Lors de son congrès national du 29-30 octobre, le syndicat interprofessionnel suisse Syna a décidé de poursuivre le débat interne sur le revenu de base inconditionnel qu’il considère comme une proposition importante de modernisation du monde du travail respectant la dignité humaine. « Le revenu de base inconditionnel est vu comme une chance pour les employés de pouvoir enfin accepter sans y être contraints un travail qui fait du sens. En outre, l’instauration du revenu de base renforce l’offre et la demande sur le marché. Avec l’élimination de la nécessité de gagner son pain pour vivre, les travaux simples ou jusqu’ici mal payés devront nécessairement être mieux rémunérés. Le revenu de base inconditionnel crée une véritable sécurité du revenu tout en étant non répressif. Enfin, c’est un instrument de crise qui encourage la créativité, fait tomber la peur et stimule l’activité économique », peut-on lire dans une résolution adoptée par le congrès à une nette majorité.
Une large consultation de la base syndicale autour du thème du revenu de base inconditionnel avait été organisée avant le congrès. Dès le printemps, les sections purent ainsi discuter de la question à partir de textes très bien documentés et présentant différentes positions. Lors du congrès lui-même, les papiers envoyés en retour servirent de base à un débat très vif et engagé. Certaines prises de position exprimèrent aussi les inquiétudes, réserves et critiques soulevées par le revenu de base inconditionnel au sein de la base syndicale. Avant tout, c’est l’aspect de l’inconditionnalité qui a suscité de l’incompréhension ; nombre d’orateurs et d’oratrices pouvaient se représenter un revenu de base couplé avec une sorte de service social (à la différence des programmes de type « workfare » ou des fameux « jobs à un euro » etc.). D’autres interventions ont posé le problème du sens et de l’expérience vécue du travail dans un tel contexte. Les syndicats s’engagent en premier lieu pour des emplois et des relations de travail respectant la dignité humaine, ce qui correspond aussi à l’image de soi qu’ont les employés et repose sur une forme d’identification du travailleur avec son travail. Dans ce contexte, le découplage du travail et du revenu n’est pas quelque chose d’évident. De leur côté, les défenseurs du revenu de base ont répliqué qu’au contraire, un revenu de base renforcerait sensiblement cette valeur et qualité du travail compris comme un moment d’identification personnelle.
Bien entendu, dans la salle du congrès, le débat engagé sur le podium ne parvint pas à convaincre tous les sceptiques ; néanmoins, une majorité de délégués a donné à la direction syndicale le mandat de poursuivre son engagement pour le revenu de base en tant que chance pour tous et de « soutenir cette vision d’un avenir équitable et durable que représente le revenu de base inconditionnel ».

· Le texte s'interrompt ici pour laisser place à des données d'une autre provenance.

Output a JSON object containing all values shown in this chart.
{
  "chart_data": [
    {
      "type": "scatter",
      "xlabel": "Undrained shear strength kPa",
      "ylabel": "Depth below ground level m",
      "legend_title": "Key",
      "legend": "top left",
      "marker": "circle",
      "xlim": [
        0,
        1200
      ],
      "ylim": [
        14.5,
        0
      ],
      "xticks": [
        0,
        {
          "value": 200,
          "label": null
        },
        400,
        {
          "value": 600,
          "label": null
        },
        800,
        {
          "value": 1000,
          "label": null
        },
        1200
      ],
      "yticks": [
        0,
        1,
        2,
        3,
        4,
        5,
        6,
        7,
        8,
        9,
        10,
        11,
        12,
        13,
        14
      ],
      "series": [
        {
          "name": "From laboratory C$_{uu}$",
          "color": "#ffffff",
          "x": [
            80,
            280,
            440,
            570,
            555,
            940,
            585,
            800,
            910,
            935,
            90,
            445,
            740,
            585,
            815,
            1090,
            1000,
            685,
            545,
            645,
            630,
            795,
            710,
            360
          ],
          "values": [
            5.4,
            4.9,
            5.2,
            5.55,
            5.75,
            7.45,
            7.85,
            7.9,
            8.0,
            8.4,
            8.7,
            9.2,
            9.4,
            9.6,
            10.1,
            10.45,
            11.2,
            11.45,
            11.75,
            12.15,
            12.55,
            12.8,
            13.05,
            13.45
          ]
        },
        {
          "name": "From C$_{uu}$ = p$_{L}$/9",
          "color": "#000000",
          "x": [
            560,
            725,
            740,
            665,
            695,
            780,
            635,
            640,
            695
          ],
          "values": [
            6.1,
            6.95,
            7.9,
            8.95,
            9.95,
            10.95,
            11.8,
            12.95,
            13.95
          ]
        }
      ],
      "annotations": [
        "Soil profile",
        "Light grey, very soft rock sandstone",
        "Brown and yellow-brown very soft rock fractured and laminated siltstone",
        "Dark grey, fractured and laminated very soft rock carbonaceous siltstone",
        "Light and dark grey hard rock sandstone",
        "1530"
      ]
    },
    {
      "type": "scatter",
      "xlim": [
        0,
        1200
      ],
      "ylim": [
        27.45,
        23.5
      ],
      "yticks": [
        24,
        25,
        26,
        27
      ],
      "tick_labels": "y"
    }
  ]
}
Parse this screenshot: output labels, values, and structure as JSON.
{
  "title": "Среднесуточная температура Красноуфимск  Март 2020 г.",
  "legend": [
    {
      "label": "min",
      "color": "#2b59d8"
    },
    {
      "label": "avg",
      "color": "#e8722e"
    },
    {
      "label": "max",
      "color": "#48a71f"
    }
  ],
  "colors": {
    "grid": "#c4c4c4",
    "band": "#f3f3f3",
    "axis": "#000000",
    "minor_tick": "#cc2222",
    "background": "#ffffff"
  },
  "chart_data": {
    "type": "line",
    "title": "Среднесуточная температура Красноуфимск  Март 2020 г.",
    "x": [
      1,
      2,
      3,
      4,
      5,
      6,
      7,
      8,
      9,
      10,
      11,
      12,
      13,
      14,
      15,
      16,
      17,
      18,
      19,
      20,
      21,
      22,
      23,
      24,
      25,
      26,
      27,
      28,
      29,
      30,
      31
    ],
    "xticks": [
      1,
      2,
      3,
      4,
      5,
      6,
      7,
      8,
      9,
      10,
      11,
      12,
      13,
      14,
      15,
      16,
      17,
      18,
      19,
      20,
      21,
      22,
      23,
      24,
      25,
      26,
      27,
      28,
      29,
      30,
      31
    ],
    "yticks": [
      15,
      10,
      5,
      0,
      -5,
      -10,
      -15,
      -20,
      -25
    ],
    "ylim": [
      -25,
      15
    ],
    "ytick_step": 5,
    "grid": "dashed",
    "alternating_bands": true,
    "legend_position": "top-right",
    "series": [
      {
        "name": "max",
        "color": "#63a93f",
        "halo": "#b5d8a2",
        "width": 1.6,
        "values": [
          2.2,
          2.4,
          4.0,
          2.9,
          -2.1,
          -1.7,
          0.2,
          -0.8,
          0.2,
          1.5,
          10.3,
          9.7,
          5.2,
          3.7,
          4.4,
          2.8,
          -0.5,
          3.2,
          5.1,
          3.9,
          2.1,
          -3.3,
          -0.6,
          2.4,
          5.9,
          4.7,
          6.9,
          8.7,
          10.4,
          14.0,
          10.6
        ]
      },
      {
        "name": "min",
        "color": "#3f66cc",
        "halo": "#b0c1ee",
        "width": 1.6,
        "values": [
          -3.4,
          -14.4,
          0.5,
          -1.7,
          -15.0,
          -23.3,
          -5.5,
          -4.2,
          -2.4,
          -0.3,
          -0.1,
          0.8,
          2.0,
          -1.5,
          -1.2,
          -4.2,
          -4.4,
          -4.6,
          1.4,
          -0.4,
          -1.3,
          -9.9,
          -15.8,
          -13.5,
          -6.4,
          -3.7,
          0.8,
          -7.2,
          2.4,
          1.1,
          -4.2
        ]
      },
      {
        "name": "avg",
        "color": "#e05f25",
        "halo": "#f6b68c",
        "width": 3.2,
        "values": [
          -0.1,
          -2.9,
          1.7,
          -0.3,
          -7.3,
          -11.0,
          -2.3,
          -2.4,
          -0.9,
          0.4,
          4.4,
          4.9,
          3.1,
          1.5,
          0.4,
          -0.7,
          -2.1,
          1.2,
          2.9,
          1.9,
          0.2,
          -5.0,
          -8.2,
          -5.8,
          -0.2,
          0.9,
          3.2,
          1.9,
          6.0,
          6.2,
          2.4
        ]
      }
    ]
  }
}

La discussion du revenu de base inconditionnel faisait partie d’un débat plus large portant sur les fondements d’éthique sociale et qui avait été engagé lors de la première journée du congrès, le 29 octobre. Selon le syndicat Syna, l’action syndicale au quotidien, en faveur des membres et plus généralement, des employés et employées, doit être périodiquement remise en question et confirmée par de telles discussions de valeurs fondamentales.
Les racines de Syna sont marquées par l’engagement chrétien. Avec quelques 65.000 membres, c’est le syndicat le plus important de la deuxième confédération syndicale suisse, Travail Suisse, et également le deuxième plus grand syndicat de Suisse. En tant que syndicat interprofessionnel, il défend les intérêts de ses membres et prend part à la négociation des conventions collectives de travail dans les secteurs de l’industrie et des services les plus divers, en particulier dans le bâtiment et dans l’industrie.